再戦
洞窟の暗闇から1人の人物が現れる。
「1人かい?グラキエス」
氷の日本刀を片手に構えたグラキエスが氷柱をこちらに向けながら答える。
「違うよ……私は1人じゃない」
そう言うと同時に氷柱を一気に飛ばす。
スイッチは黒帯を空中に投げて盾を一気に展開し、氷柱を防ぐ。
「何度同じ手を使うんだ?」
スイッチがそう言った瞬間、砕けた氷柱の破片がスイッチの首を切り裂く。
「スイッチさんっ!?」
グラキエスはニヤリと笑ってみせる。
「言ったでしょ?私は1人じゃない」
スイッチの首に赤い線が走り、そこから鮮血が噴き出したかと思うと次の瞬間には傷が《塞がる》。
「……クソ。この不可解な現象、フォルスか!?」
「おー……スイッチ、さすがじゃのー」
グラキエスの後ろから猫耳としっぽを生やし黒い着物に身を包んだ人物がそう言いながら現れる。
「フォルスまで居るとはな……分が悪い」
フォルスは笑いながら答える。
「殺しはせんよ……ゼノ君に用があるんじゃからのぉ」
「それは無理な相談だなっ」
スイッチはそう言ってフォルスに向かって複数の筒をほおり投げ手元のスイッチを押す。
すると筒は爆発を起こしフォルスの視界を遮る。その隙にスイッチはゼノを掴んで川の水に飛び込むのだった。

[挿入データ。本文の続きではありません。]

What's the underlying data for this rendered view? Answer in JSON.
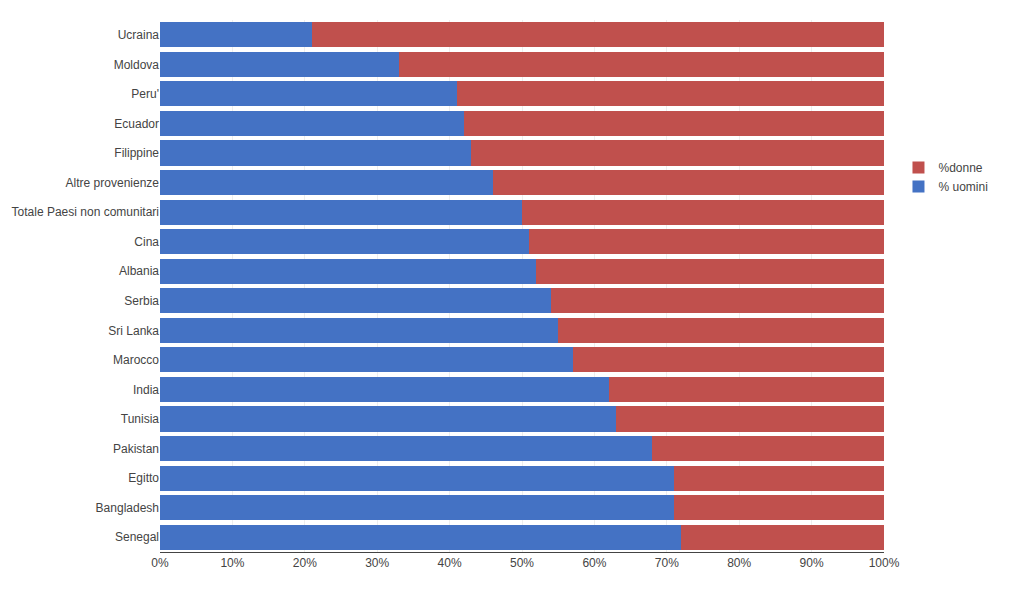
{
  "chart_data": {
    "type": "bar",
    "orientation": "horizontal",
    "stacked": true,
    "categories": [
      "Senegal",
      "Bangladesh",
      "Egitto",
      "Pakistan",
      "Tunisia",
      "India",
      "Marocco",
      "Sri Lanka",
      "Serbia",
      "Albania",
      "Cina",
      "Totale Paesi non comunitari",
      "Altre provenienze",
      "Filippine",
      "Ecuador",
      "Peru'",
      "Moldova",
      "Ucraina"
    ],
    "series": [
      {
        "name": "% uomini",
        "color": "#4472C4",
        "values": [
          72,
          71,
          71,
          68,
          63,
          62,
          57,
          55,
          54,
          52,
          51,
          50,
          46,
          43,
          42,
          41,
          33,
          21
        ]
      },
      {
        "name": "%donne",
        "color": "#C0504D",
        "values": [
          28,
          29,
          29,
          32,
          37,
          38,
          43,
          45,
          46,
          48,
          49,
          50,
          54,
          57,
          58,
          59,
          67,
          79
        ]
      }
    ],
    "xlim": [
      0,
      100
    ],
    "xticks": [
      {
        "value": 0,
        "label": "0%"
      },
      {
        "value": 10,
        "label": "10%"
      },
      {
        "value": 20,
        "label": "20%"
      },
      {
        "value": 30,
        "label": "30%"
      },
      {
        "value": 40,
        "label": "40%"
      },
      {
        "value": 50,
        "label": "50%"
      },
      {
        "value": 60,
        "label": "60%"
      },
      {
        "value": 70,
        "label": "70%"
      },
      {
        "value": 80,
        "label": "80%"
      },
      {
        "value": 90,
        "label": "90%"
      },
      {
        "value": 100,
        "label": "100%"
      }
    ],
    "grid": true,
    "legend": "right"
  }
}
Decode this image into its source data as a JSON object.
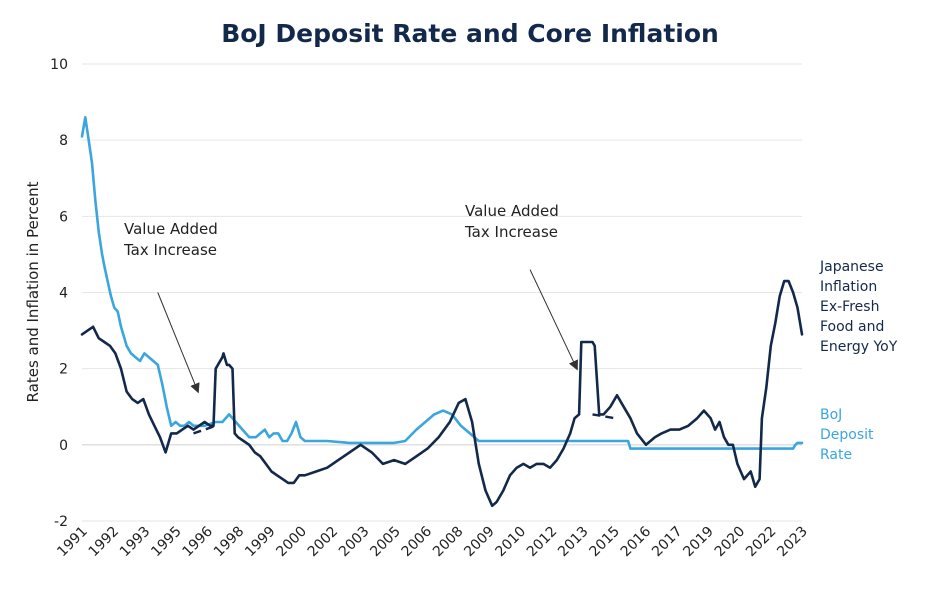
{
  "chart_data": {
    "type": "line",
    "title": "BoJ Deposit Rate and Core Inflation",
    "ylabel": "Rates and Inflation in Percent",
    "xlabel": "",
    "ylim": [
      -2,
      10
    ],
    "yticks": [
      -2,
      0,
      2,
      4,
      6,
      8,
      10
    ],
    "xlim": [
      1991.0,
      2023.3
    ],
    "xtick_labels": [
      "1991",
      "1992",
      "1993",
      "1995",
      "1996",
      "1998",
      "1999",
      "2000",
      "2002",
      "2003",
      "2005",
      "2006",
      "2008",
      "2009",
      "2010",
      "2012",
      "2013",
      "2015",
      "2016",
      "2017",
      "2019",
      "2020",
      "2022",
      "2023"
    ],
    "grid": "horizontal",
    "series": [
      {
        "name": "Japanese Inflation Ex-Fresh Food and Energy YoY",
        "legend_lines": [
          "Japanese",
          "Inflation",
          "Ex-Fresh",
          "Food and",
          "Energy YoY"
        ],
        "color": "#13294b",
        "x": [
          1991.0,
          1991.25,
          1991.5,
          1991.75,
          1992.0,
          1992.25,
          1992.5,
          1992.75,
          1993.0,
          1993.25,
          1993.5,
          1993.75,
          1994.0,
          1994.25,
          1994.5,
          1994.75,
          1995.0,
          1995.25,
          1995.5,
          1995.75,
          1996.0,
          1996.25,
          1996.5,
          1996.75,
          1996.9,
          1997.0,
          1997.3,
          1997.35,
          1997.5,
          1997.6,
          1997.75,
          1997.85,
          1998.0,
          1998.25,
          1998.5,
          1998.75,
          1999.0,
          1999.25,
          1999.5,
          1999.75,
          2000.0,
          2000.25,
          2000.5,
          2000.75,
          2001.0,
          2001.5,
          2002.0,
          2002.5,
          2003.0,
          2003.5,
          2004.0,
          2004.5,
          2005.0,
          2005.5,
          2006.0,
          2006.5,
          2007.0,
          2007.5,
          2007.9,
          2008.2,
          2008.5,
          2008.8,
          2009.1,
          2009.4,
          2009.6,
          2009.9,
          2010.2,
          2010.5,
          2010.8,
          2011.1,
          2011.4,
          2011.7,
          2012.0,
          2012.3,
          2012.6,
          2012.9,
          2013.1,
          2013.3,
          2013.4,
          2013.9,
          2014.0,
          2014.2,
          2014.4,
          2014.7,
          2015.0,
          2015.3,
          2015.6,
          2015.9,
          2016.3,
          2016.7,
          2017.0,
          2017.4,
          2017.8,
          2018.2,
          2018.6,
          2018.9,
          2019.2,
          2019.4,
          2019.6,
          2019.8,
          2020.0,
          2020.2,
          2020.4,
          2020.7,
          2021.0,
          2021.2,
          2021.4,
          2021.5,
          2021.7,
          2021.9,
          2022.1,
          2022.3,
          2022.5,
          2022.7,
          2022.9,
          2023.1,
          2023.3
        ],
        "values": [
          2.9,
          3.0,
          3.1,
          2.8,
          2.7,
          2.6,
          2.4,
          2.0,
          1.4,
          1.2,
          1.1,
          1.2,
          0.8,
          0.5,
          0.2,
          -0.2,
          0.3,
          0.3,
          0.4,
          0.5,
          0.4,
          0.5,
          0.6,
          0.5,
          0.5,
          2.0,
          2.3,
          2.4,
          2.1,
          2.1,
          2.0,
          0.3,
          0.2,
          0.1,
          0.0,
          -0.2,
          -0.3,
          -0.5,
          -0.7,
          -0.8,
          -0.9,
          -1.0,
          -1.0,
          -0.8,
          -0.8,
          -0.7,
          -0.6,
          -0.4,
          -0.2,
          0.0,
          -0.2,
          -0.5,
          -0.4,
          -0.5,
          -0.3,
          -0.1,
          0.2,
          0.6,
          1.1,
          1.2,
          0.6,
          -0.5,
          -1.2,
          -1.6,
          -1.5,
          -1.2,
          -0.8,
          -0.6,
          -0.5,
          -0.6,
          -0.5,
          -0.5,
          -0.6,
          -0.4,
          -0.1,
          0.3,
          0.7,
          0.8,
          2.7,
          2.7,
          2.6,
          0.8,
          0.8,
          1.0,
          1.3,
          1.0,
          0.7,
          0.3,
          0.0,
          0.2,
          0.3,
          0.4,
          0.4,
          0.5,
          0.7,
          0.9,
          0.7,
          0.4,
          0.6,
          0.2,
          0.0,
          0.0,
          -0.5,
          -0.9,
          -0.7,
          -1.1,
          -0.9,
          0.7,
          1.5,
          2.6,
          3.2,
          3.9,
          4.3,
          4.3,
          4.0,
          3.6,
          2.9
        ],
        "dashed_segments": [
          {
            "x": [
              1996.0,
              1997.0
            ],
            "values": [
              0.3,
              0.5
            ]
          },
          {
            "x": [
              2013.9,
              2014.9
            ],
            "values": [
              0.8,
              0.7
            ]
          }
        ]
      },
      {
        "name": "BoJ Deposit Rate",
        "legend_lines": [
          "BoJ",
          "Deposit",
          "Rate"
        ],
        "color": "#3aa6dd",
        "x": [
          1991.0,
          1991.15,
          1991.3,
          1991.45,
          1991.6,
          1991.75,
          1991.9,
          1992.0,
          1992.15,
          1992.3,
          1992.45,
          1992.6,
          1992.75,
          1992.9,
          1993.0,
          1993.2,
          1993.4,
          1993.6,
          1993.8,
          1994.0,
          1994.2,
          1994.4,
          1994.6,
          1994.8,
          1995.0,
          1995.2,
          1995.4,
          1995.6,
          1995.8,
          1996.0,
          1996.5,
          1997.0,
          1997.3,
          1997.6,
          1997.9,
          1998.2,
          1998.5,
          1998.8,
          1999.0,
          1999.2,
          1999.4,
          1999.6,
          1999.8,
          2000.0,
          2000.2,
          2000.4,
          2000.6,
          2000.8,
          2001.0,
          2001.5,
          2002.0,
          2003.0,
          2004.0,
          2005.0,
          2005.5,
          2006.0,
          2006.4,
          2006.8,
          2007.2,
          2007.6,
          2008.0,
          2008.4,
          2008.8,
          2009.0,
          2010.0,
          2011.0,
          2012.0,
          2013.0,
          2014.0,
          2015.0,
          2015.5,
          2015.6,
          2016.0,
          2017.0,
          2018.0,
          2019.0,
          2020.0,
          2021.0,
          2022.0,
          2022.9,
          2023.0,
          2023.1,
          2023.3
        ],
        "values": [
          8.1,
          8.6,
          8.0,
          7.4,
          6.4,
          5.6,
          5.0,
          4.7,
          4.3,
          3.9,
          3.6,
          3.5,
          3.1,
          2.8,
          2.6,
          2.4,
          2.3,
          2.2,
          2.4,
          2.3,
          2.2,
          2.1,
          1.6,
          1.0,
          0.5,
          0.6,
          0.5,
          0.5,
          0.6,
          0.5,
          0.5,
          0.6,
          0.6,
          0.8,
          0.6,
          0.4,
          0.2,
          0.2,
          0.3,
          0.4,
          0.2,
          0.3,
          0.3,
          0.1,
          0.1,
          0.3,
          0.6,
          0.2,
          0.1,
          0.1,
          0.1,
          0.05,
          0.05,
          0.05,
          0.1,
          0.4,
          0.6,
          0.8,
          0.9,
          0.8,
          0.5,
          0.3,
          0.1,
          0.1,
          0.1,
          0.1,
          0.1,
          0.1,
          0.1,
          0.1,
          0.1,
          -0.1,
          -0.1,
          -0.1,
          -0.1,
          -0.1,
          -0.1,
          -0.1,
          -0.1,
          -0.1,
          0.0,
          0.05,
          0.05
        ]
      }
    ],
    "annotations": [
      {
        "lines": [
          "Value Added",
          "Tax Increase"
        ],
        "arrow_from": [
          1994.4,
          4.0
        ],
        "arrow_to": [
          1996.2,
          1.4
        ]
      },
      {
        "lines": [
          "Value Added",
          "Tax Increase"
        ],
        "arrow_from": [
          2011.1,
          4.6
        ],
        "arrow_to": [
          2013.2,
          2.0
        ]
      }
    ]
  }
}
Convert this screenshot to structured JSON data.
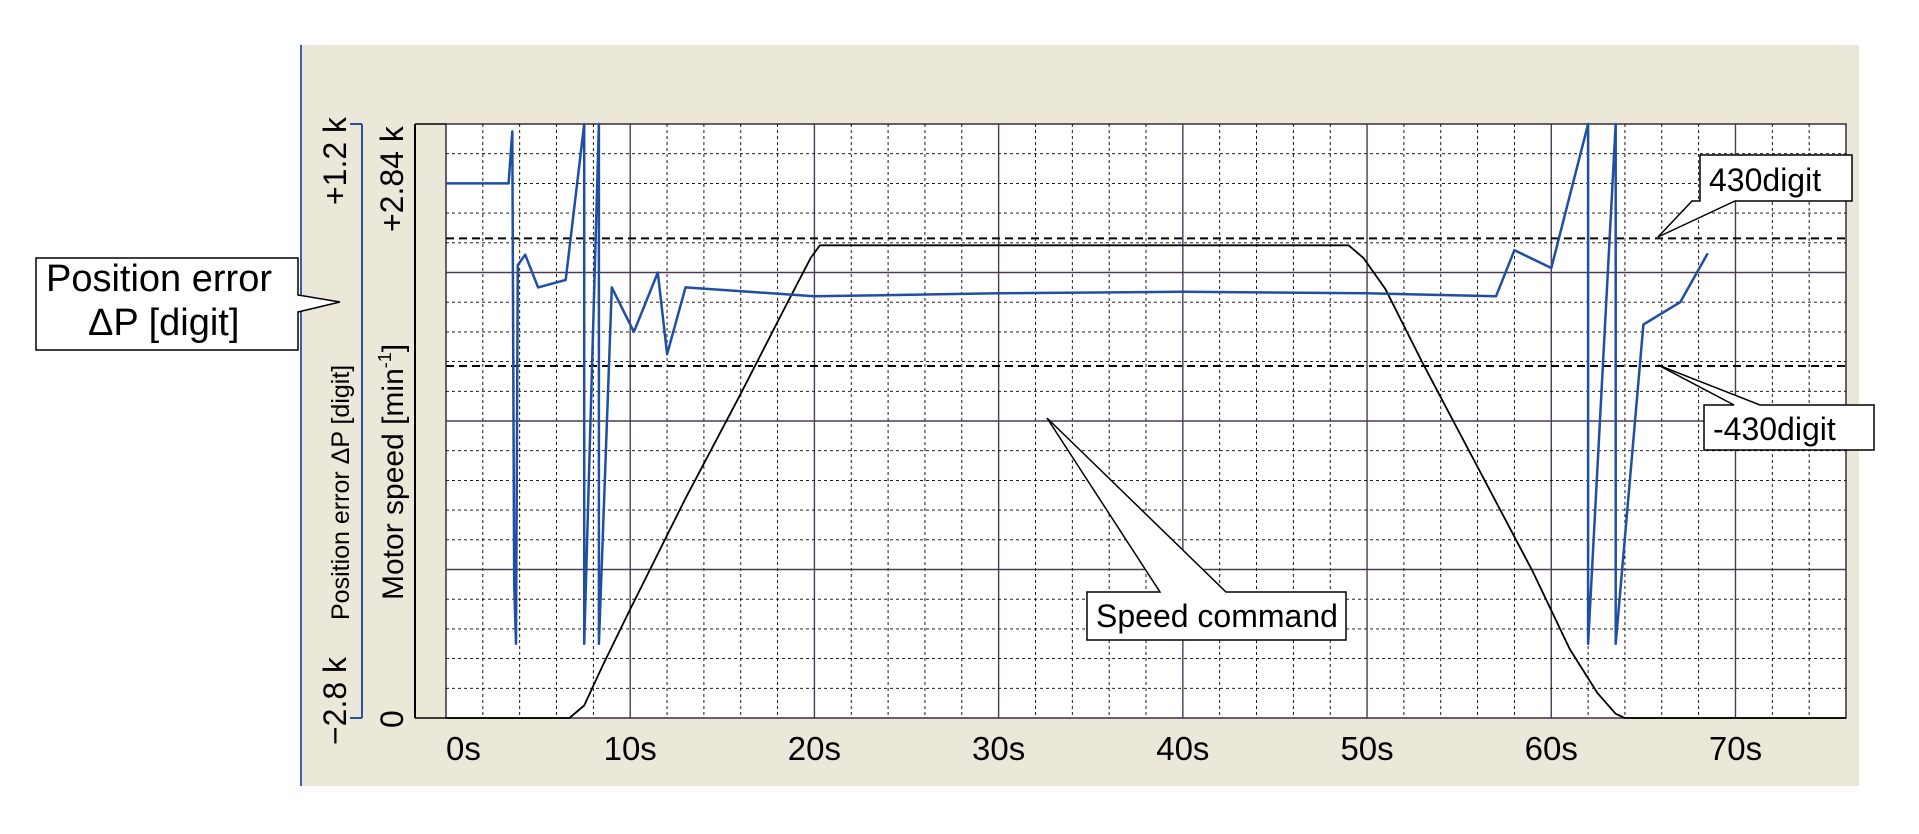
{
  "chart_data": {
    "type": "line",
    "x_unit": "s",
    "x_ticks": [
      "0s",
      "10s",
      "20s",
      "30s",
      "40s",
      "50s",
      "60s",
      "70s"
    ],
    "xlim": [
      0,
      76
    ],
    "axes": {
      "position_error": {
        "label": "Position error ΔP [digit]",
        "top_label": "+1.2 k",
        "bottom_label": "−2.8 k",
        "ylim": [
          -2800,
          1200
        ]
      },
      "motor_speed": {
        "label_main": "Motor speed [min",
        "label_sup": "-1",
        "label_end": "]",
        "top_label": "+2.84 k",
        "bottom_label": "0",
        "ylim": [
          0,
          2840
        ]
      }
    },
    "callouts": {
      "position_error_line1": "Position error",
      "position_error_line2": "ΔP [digit]",
      "upper_limit": "430digit",
      "lower_limit": "-430digit",
      "speed_command": "Speed command"
    },
    "thresholds": [
      430,
      -430
    ],
    "grid": true,
    "series": [
      {
        "label": "Speed command",
        "color": "#000000",
        "axis": "motor_speed",
        "points": [
          [
            0,
            0
          ],
          [
            6.7,
            0
          ],
          [
            7.5,
            60
          ],
          [
            8.5,
            250
          ],
          [
            10,
            520
          ],
          [
            13,
            1050
          ],
          [
            16,
            1550
          ],
          [
            18.5,
            1980
          ],
          [
            19.8,
            2200
          ],
          [
            20.3,
            2260
          ],
          [
            49,
            2260
          ],
          [
            49.8,
            2200
          ],
          [
            51,
            2050
          ],
          [
            53,
            1700
          ],
          [
            56,
            1200
          ],
          [
            59,
            700
          ],
          [
            61,
            330
          ],
          [
            62.5,
            120
          ],
          [
            63.5,
            20
          ],
          [
            64,
            0
          ],
          [
            76,
            0
          ]
        ]
      },
      {
        "label": "Position error",
        "color": "#1f4fa3",
        "axis": "position_error",
        "points": [
          [
            0,
            800
          ],
          [
            3.4,
            800
          ],
          [
            3.6,
            1150
          ],
          [
            3.7,
            -1900
          ],
          [
            3.8,
            -2300
          ],
          [
            3.9,
            250
          ],
          [
            4.3,
            320
          ],
          [
            5,
            100
          ],
          [
            6.5,
            150
          ],
          [
            7.5,
            1200
          ],
          [
            7.5,
            -2300
          ],
          [
            8.3,
            1200
          ],
          [
            8.3,
            -2300
          ],
          [
            9,
            100
          ],
          [
            10.2,
            -200
          ],
          [
            11.5,
            200
          ],
          [
            12,
            -350
          ],
          [
            13,
            100
          ],
          [
            20,
            40
          ],
          [
            30,
            60
          ],
          [
            40,
            70
          ],
          [
            50,
            60
          ],
          [
            57,
            40
          ],
          [
            58,
            350
          ],
          [
            60,
            230
          ],
          [
            62,
            1200
          ],
          [
            62,
            -2300
          ],
          [
            63.5,
            1200
          ],
          [
            63.5,
            -2300
          ],
          [
            65,
            -150
          ],
          [
            67,
            0
          ],
          [
            68.5,
            330
          ]
        ]
      }
    ]
  }
}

「知恵が働く奴じゃ……わらわの『幸運』対策をしてきておる」
彼女がそう呟くとグラキエスが冷静に言う。
「鍵はできるだけ回収しよう、今はこの世界から脱出するのが最優先」
「……ボス達はどうするのじゃ?」
フォルスが暗い声で聞くとグラキエスは大きなため息を吐いてから口を開く。
「ボスの命令は絶対……私たちは前倒しだけど予定通りに『門』で脱出する」
グラキエスがそう答えるとフォルスは納得していない様子で頷く。
「……しかたないのぉ」
そう言って2人は洞窟の隠し扉の奥へと消えていくのだった。
その様子をスイッチとゼノは川の流れに流されないようにバインドを岩に絡ませて監視していた。